Corées : Ban Ki-moon appelle au dialogue avec Pyongyang

Le Secrétaire général des Nations unies appelle au dialogue avec Pyongyang, clé d'une paix durable sur la péninsule. Copie d'écran du "Korea Times", le 27 mai 2016.
Le Secrétaire général des Nations unies appelle au dialogue avec Pyongyang, clé d'une paix durable sur la péninsule. Copie d'écran du "Korea Times", le 27 mai 2016.
Korea Times (en coréen) – Le Secrétaire général des Nations unies, Ban Ki-moon, se voit en « messager de la paix pour une péninsule unifiée ». C’est ce que rapporte le Korea Times qui jeudi a rappelé que de « bonnes relations entre les deux Corées étaient essentielles pour construire une paix durable, non seulement sur la péninsule mais dans toute la région ». Le diplomate a insisté sur l’urgence de reprendre le dialogue avec Pyongyang et de faire de réels efforts pour « avancer ».
Lors d’une rencontre avec la presse, il a regretté être le seul à avoir jusqu’ici « maintenu un dialogue avec Pyongyang ». Un dialogue qu’il juge capital de préserver en dépit de l’application nécessaire de sanctions.

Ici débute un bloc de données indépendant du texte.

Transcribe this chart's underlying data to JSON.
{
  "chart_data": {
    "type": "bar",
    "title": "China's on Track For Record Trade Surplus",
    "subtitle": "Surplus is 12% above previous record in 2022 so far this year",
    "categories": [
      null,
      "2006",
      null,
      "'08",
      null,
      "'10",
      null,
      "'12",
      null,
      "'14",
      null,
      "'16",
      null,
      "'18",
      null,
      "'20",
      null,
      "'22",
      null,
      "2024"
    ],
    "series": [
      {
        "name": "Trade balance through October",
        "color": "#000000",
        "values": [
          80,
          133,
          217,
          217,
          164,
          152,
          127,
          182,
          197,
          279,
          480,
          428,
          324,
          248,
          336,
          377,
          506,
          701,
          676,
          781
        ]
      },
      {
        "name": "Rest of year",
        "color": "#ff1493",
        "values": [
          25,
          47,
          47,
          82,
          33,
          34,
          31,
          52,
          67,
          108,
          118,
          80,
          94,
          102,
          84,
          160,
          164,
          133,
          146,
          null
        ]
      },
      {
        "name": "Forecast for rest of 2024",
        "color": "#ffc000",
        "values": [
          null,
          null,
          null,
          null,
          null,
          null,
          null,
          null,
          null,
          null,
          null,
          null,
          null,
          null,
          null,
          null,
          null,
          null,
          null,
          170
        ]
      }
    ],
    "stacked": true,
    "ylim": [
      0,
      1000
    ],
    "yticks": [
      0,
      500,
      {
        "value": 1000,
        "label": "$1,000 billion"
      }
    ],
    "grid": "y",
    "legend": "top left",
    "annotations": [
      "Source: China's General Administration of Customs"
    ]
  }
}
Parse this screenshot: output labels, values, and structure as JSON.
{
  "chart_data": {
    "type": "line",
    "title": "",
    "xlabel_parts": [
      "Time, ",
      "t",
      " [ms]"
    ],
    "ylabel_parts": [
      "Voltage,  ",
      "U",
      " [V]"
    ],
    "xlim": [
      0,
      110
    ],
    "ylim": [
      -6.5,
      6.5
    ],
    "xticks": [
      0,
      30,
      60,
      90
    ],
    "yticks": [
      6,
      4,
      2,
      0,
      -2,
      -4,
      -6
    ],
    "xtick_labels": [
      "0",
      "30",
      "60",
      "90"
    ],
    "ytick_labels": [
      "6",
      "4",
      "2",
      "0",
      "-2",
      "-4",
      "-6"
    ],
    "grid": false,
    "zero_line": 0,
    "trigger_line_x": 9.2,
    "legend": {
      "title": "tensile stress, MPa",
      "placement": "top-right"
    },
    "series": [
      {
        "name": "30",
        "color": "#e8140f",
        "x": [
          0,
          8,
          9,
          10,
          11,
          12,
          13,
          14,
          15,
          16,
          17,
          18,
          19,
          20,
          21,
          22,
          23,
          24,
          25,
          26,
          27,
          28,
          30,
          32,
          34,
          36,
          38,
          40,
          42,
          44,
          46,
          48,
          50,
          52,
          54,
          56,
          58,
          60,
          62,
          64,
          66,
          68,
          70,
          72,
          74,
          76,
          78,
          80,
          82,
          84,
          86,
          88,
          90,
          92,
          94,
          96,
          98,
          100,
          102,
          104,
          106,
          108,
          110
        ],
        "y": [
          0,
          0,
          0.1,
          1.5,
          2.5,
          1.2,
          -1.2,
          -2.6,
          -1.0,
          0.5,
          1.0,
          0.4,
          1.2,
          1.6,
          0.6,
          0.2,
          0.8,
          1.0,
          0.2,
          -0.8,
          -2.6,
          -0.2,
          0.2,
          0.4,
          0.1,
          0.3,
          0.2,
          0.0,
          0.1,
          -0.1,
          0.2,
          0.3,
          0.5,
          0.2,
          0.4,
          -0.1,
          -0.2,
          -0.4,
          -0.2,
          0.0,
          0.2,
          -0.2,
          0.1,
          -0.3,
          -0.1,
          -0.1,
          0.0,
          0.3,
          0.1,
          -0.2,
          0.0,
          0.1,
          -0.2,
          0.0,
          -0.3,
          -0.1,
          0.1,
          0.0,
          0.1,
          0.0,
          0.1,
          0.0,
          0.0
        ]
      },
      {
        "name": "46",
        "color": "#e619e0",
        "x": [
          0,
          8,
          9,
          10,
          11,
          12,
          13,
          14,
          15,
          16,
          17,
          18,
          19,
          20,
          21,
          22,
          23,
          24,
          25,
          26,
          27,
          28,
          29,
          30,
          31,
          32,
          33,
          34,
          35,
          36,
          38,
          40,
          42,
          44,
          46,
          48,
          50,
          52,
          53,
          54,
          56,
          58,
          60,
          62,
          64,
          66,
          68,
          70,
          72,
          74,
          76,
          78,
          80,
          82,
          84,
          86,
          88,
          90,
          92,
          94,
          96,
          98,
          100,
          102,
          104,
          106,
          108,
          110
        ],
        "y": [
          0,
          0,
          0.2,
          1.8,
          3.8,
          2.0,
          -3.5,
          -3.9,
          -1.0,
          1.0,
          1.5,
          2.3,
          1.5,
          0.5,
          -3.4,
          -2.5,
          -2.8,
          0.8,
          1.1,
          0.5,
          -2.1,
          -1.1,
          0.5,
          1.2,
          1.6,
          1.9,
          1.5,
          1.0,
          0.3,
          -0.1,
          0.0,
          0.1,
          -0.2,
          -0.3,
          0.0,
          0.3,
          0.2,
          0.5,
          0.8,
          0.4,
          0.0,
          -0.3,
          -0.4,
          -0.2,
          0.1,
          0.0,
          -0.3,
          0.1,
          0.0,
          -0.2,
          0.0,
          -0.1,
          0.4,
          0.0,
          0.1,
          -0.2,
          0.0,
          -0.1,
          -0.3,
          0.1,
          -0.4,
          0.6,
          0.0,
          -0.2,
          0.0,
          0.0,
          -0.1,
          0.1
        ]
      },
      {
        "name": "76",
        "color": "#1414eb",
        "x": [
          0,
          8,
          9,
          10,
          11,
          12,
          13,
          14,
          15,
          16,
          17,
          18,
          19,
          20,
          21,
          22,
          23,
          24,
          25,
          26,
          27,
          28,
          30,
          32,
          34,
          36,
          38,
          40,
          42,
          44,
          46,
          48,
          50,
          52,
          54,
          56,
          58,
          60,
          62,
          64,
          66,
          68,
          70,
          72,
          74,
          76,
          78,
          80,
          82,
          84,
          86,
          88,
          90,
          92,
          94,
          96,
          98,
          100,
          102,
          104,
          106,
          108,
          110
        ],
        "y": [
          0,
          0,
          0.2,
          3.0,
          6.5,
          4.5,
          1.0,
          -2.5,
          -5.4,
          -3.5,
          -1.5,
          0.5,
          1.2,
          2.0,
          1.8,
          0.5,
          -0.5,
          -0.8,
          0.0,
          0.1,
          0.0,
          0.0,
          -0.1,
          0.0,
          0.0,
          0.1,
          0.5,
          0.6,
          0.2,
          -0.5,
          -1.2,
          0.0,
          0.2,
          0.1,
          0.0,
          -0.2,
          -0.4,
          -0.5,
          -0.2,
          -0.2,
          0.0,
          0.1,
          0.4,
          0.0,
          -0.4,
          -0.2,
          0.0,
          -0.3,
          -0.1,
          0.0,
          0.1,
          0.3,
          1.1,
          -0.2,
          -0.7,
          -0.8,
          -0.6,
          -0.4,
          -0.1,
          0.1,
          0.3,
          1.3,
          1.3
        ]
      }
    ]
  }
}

Cette attitude tranche radicalement avec la position inflexible de la présidente conservatrice au pouvoir, Park Geun-hye, qui a jusqu’ici repoussé toutes les propositions de Pyongyang. Aux yeux de la présidente, il ne peut y avoir de discussion sans au préalable avoir une assurance fiable de la part de Pyongyang de son intention de s’engager sur la voie de la dénucléarisation.
Ban Ki-moon a aussi déploré que, malgré ses conseils, la situation se soit enlisée. « En raison des difficultés économiques graves que doit affronter la Corée du Nord, j’ai incité la présidente Park et son prédécesseur Lee Myung-bak à mettre de côté les questions politiques pour relancer l’aide humanitaire, cruciale pour les bébés et les jeunes enfants. Les deux gouvernements ont semblé d’accord mais aujourd’hui l’atmosphère s’est détériorée. »

Sans doute Ban Ki-moon, qui pourrait bien se présenter à la présidentielle sud-coréenne l’an prochain, profitera-t-il de ses sept derniers mois à la tête des Nations unies pour se rendre enfin à Pyongyang.